Open Access News

News from the open access movement


Monday, October 13, 2008

More on the consortial repository of Google-scanned books

Jeffrey Young, University Libraries in Google Project to Offer Backup Digital Library, Chronicle of Higher Education, October 13, 2008. Excerpt:

A group of major universities has been quietly working for the past two years to build one of the largest online collections of books ever assembled, by pooling the millions of volumes that Google has scanned in its partnership with university libraries.

One of the most important functions of the project, say its leaders, who plan to unveil the giant library today, is to create a stable backup of the digital books should Google go bankrupt or lose interest in the book-searching business.

The project is called HathiTrust, and so far it consists of the members of the Committee on Institutional Cooperation, a consortium of the 11 universities in the Big Ten Conference and the University of Chicago, and the 11 campuses in the University of California system. The University of Virginia is joining the project, it will be announced today, and officials hope to bring in other colleges as well.

All of the member universities participate in Google's ambitious effort to work with major libraries and with publishers to scan all the world's books....[E]ach library gets a digital copy of each of its scanned volumes....

Each university library originally planned to manage the digital copies of the scanned books on its own, but through HathiTrust, library officials are now working together to create a shared online collection....

Already HathiTrust contains the full text of more than two million books scanned by Google.

But there is an important catch. Because most of the millions of books are still under copyright protection, the libraries cannot offer the full text of the books to people off their campuses, though they can reveal details like how many pages of a given volume contain any passage that a user searches for.

Google follows a similar policy for books it scans, allowing only brief sections of copyrighted works to be displayed in search results. Even so, publishing groups have sued Google for making digital copies of books available without their permission....

Only about 16 percent of the books in HathiTrust —or about 327,000 volumes— are out of copyright so that their full text can be delivered to all readers....

[John P. Wilkin, an associate university librarian for the University of Michigan and executive director of HathiTrust] said a search engine will be added to the project's home page soon, and that members are quickly working to "ingest" their digital books into the shared library....

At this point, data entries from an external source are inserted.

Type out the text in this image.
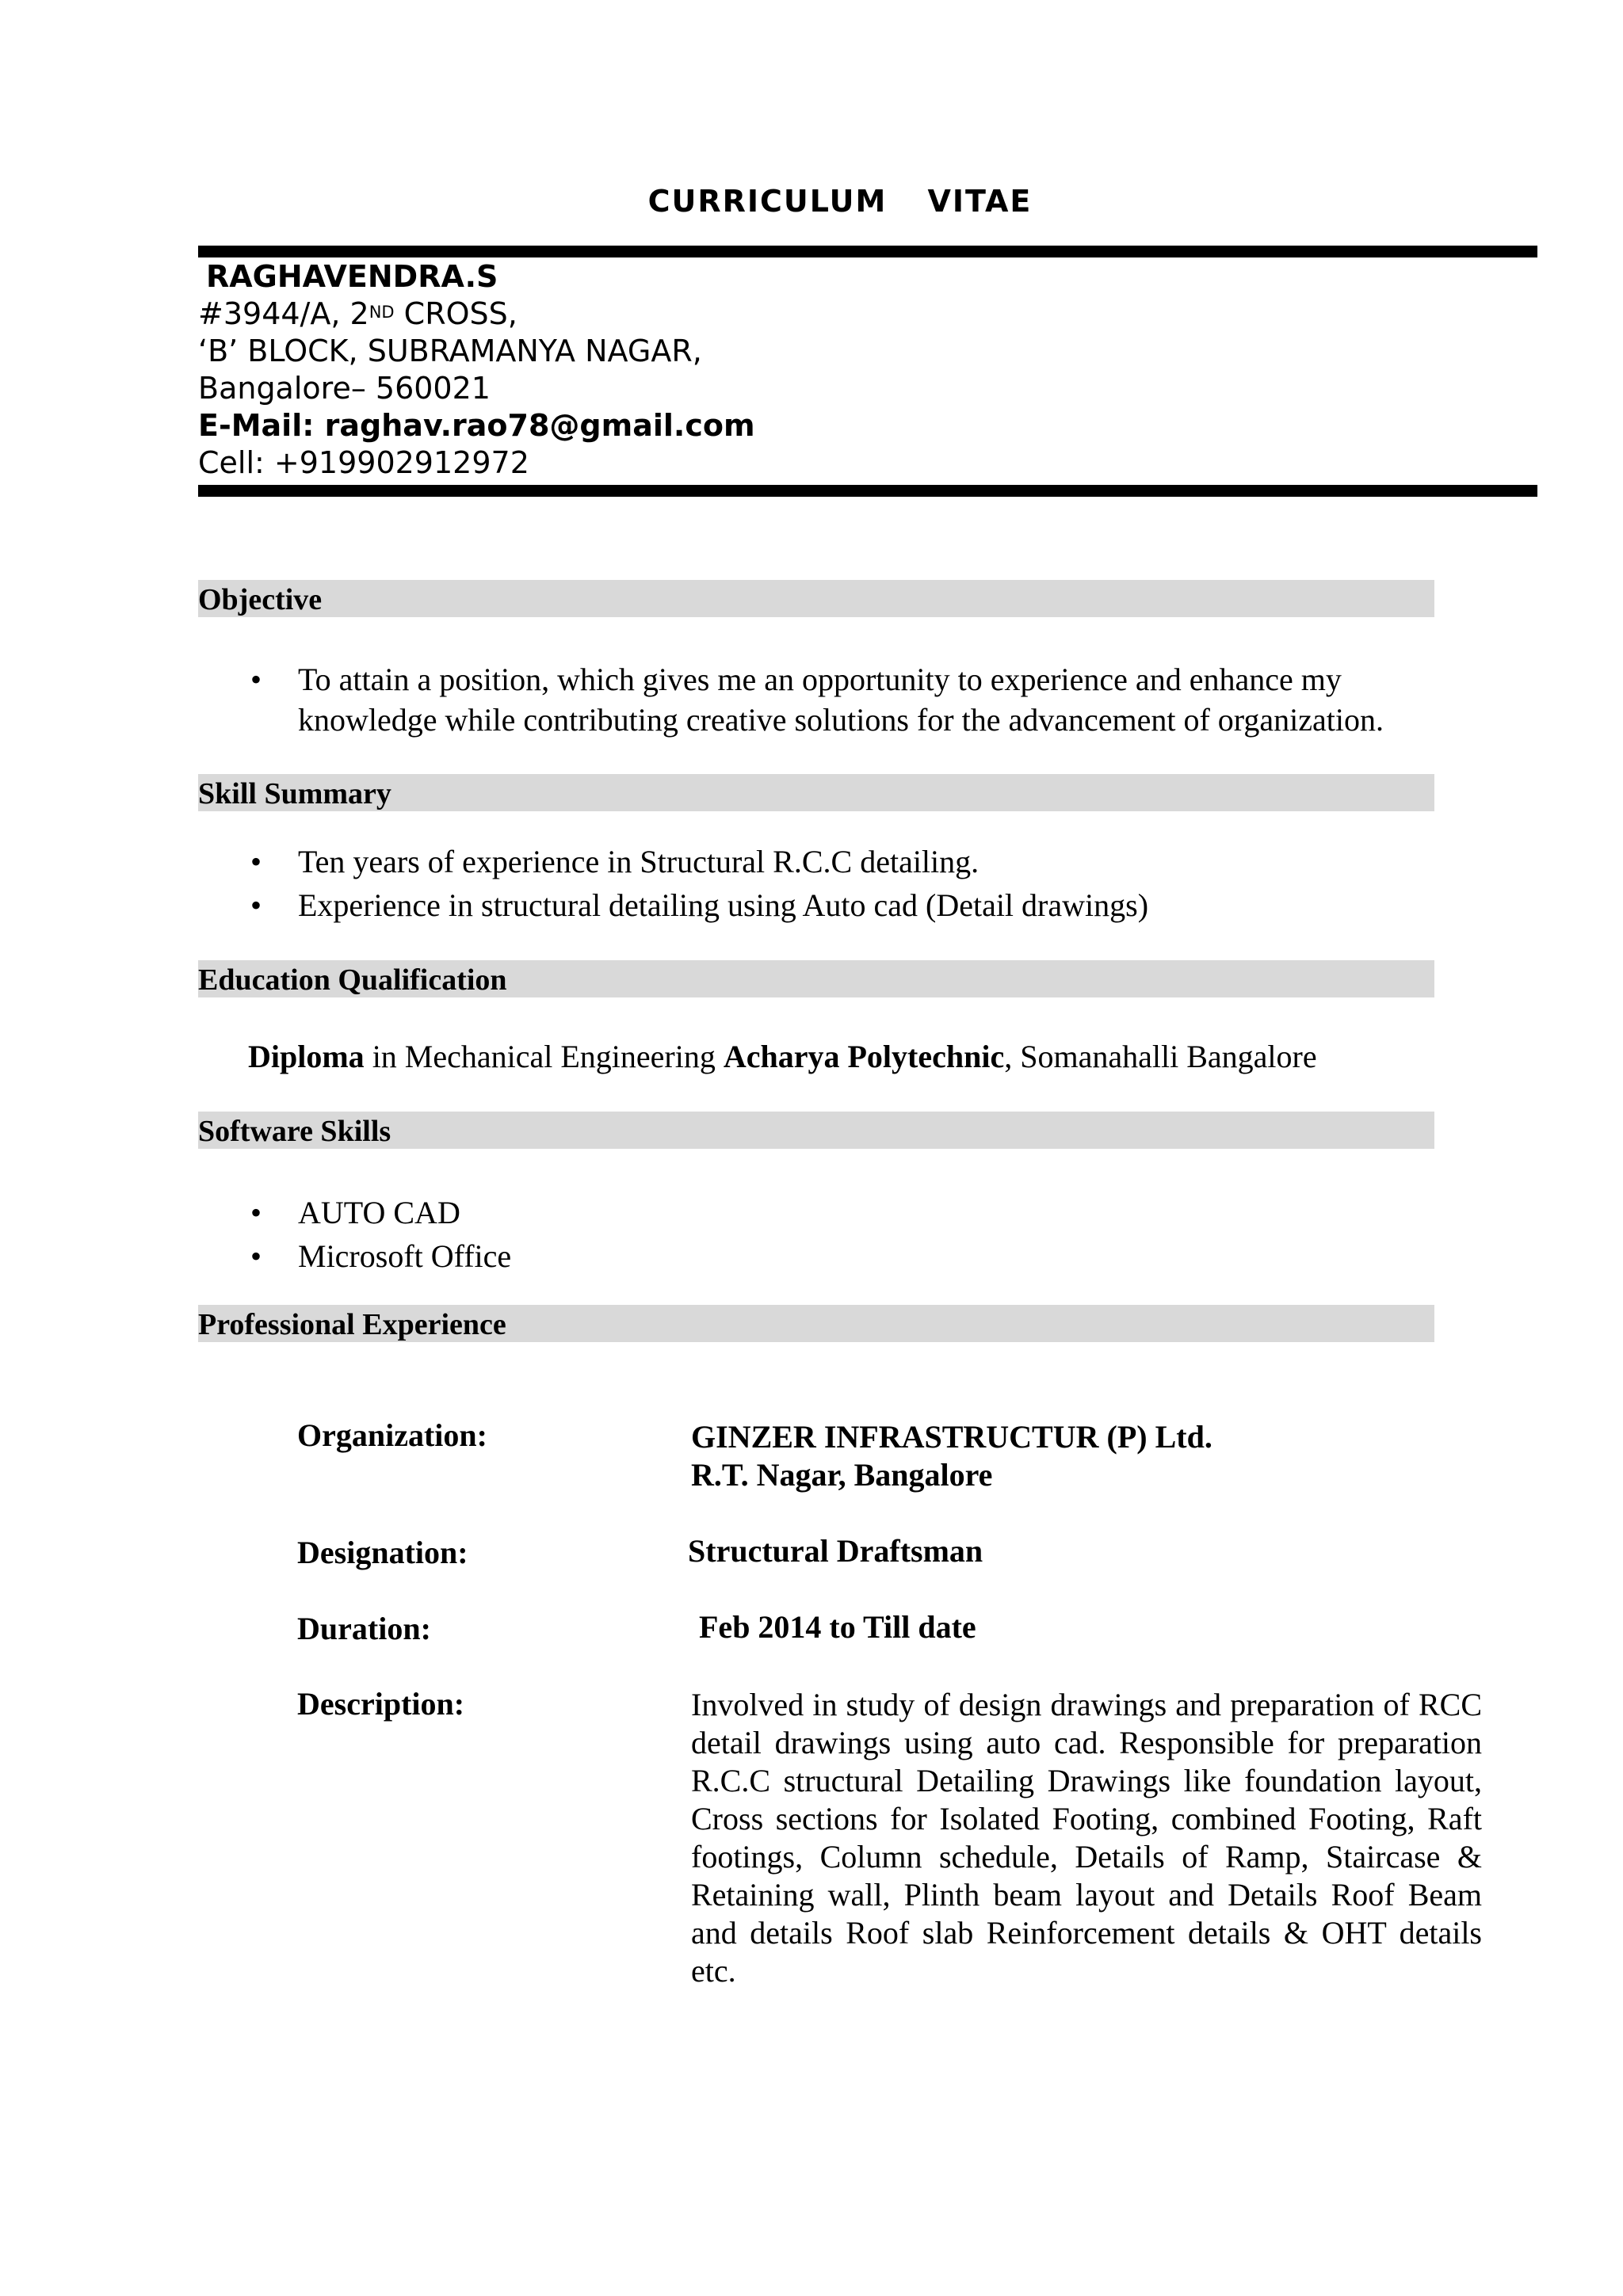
CURRICULUM VITAE
RAGHAVENDRA.S
#3944/A, 2ND CROSS,
‘B’ BLOCK, SUBRAMANYA NAGAR,
Bangalore– 560021
E-Mail: raghav.rao78@gmail.com
Cell: +919902912972
Objective
• To attain a position, which gives me an opportunity to experience and enhance my
knowledge while contributing creative solutions for the advancement of organization.
Skill Summary
• Ten years of experience in Structural R.C.C detailing.
• Experience in structural detailing using Auto cad (Detail drawings)
Education Qualification
Diploma in Mechanical Engineering Acharya Polytechnic, Somanahalli Bangalore
Software Skills
• AUTO CAD
• Microsoft Office
Professional Experience
Organization:	GINZER INFRASTRUCTUR (P) Ltd.
R.T. Nagar, Bangalore
Designation:	Structural Draftsman
Duration:	Feb 2014 to Till date
Description:	Involved in study of design drawings and preparation of RCC detail drawings using auto cad. Responsible for preparation R.C.C structural Detailing Drawings like foundation layout, Cross sections for Isolated Footing, combined Footing, Raft footings, Column schedule, Details of Ramp, Staircase & Retaining wall, Plinth beam layout and Details Roof Beam and details Roof slab Reinforcement details & OHT details etc.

Google has refused to release...details [of which books it has scanned], but HathiTrust publishes online a list, updated daily, of what is in its collection.

The librarians plan to work together to create new services to search and display the digital books that Google might not provide for its copies....

So why call the project "Hathi" (pronounced hah-TEE)—the Hindi word for elephant?  "The name resonated really well because elephants remember, elephants are large, and elephants are strong," said Bradley C. Wheeler, chief information officer at Indiana University system....

PS:  For background, see our past post on the HathiTrust.

Update (10/13/08).  Also see press releases from the HathiTrust, Indiana University, and the University of Michigan.

Update (10/24/08).  Also see Adam Hodgkin's comments.  Excerpt:

...Google Book Search is still the elephant in the library, but the existence of this consortium shows two things. Three years ago major libraries were saying that they could never do the kind of thing which GBS contemplates. Now several of them are collaborating in a much more ambitious project than anybody would have dreamed of in 2002. When we have a universal library in the 'computing cloud' there will be not one, but many literary digital platforms. There will be a whole herd of digital literary elephants kicking around. There will be a lot of platforms to choose from, partly because there is a lot to be done and different ways of doing it. The second and immensely encouraging feature of this new consortium is that it is obviously condoned if not encouraged by Google. The members of the consortium are almost all working with Google and it is to be concluded that Google is keen to see 'collaborator/competitors' in the digital book space that Google has pioneered. Good for Google and good for all of us. The universal library will be open because there will be a herd of elephants. Google may be the dominant male, but not a monopoly.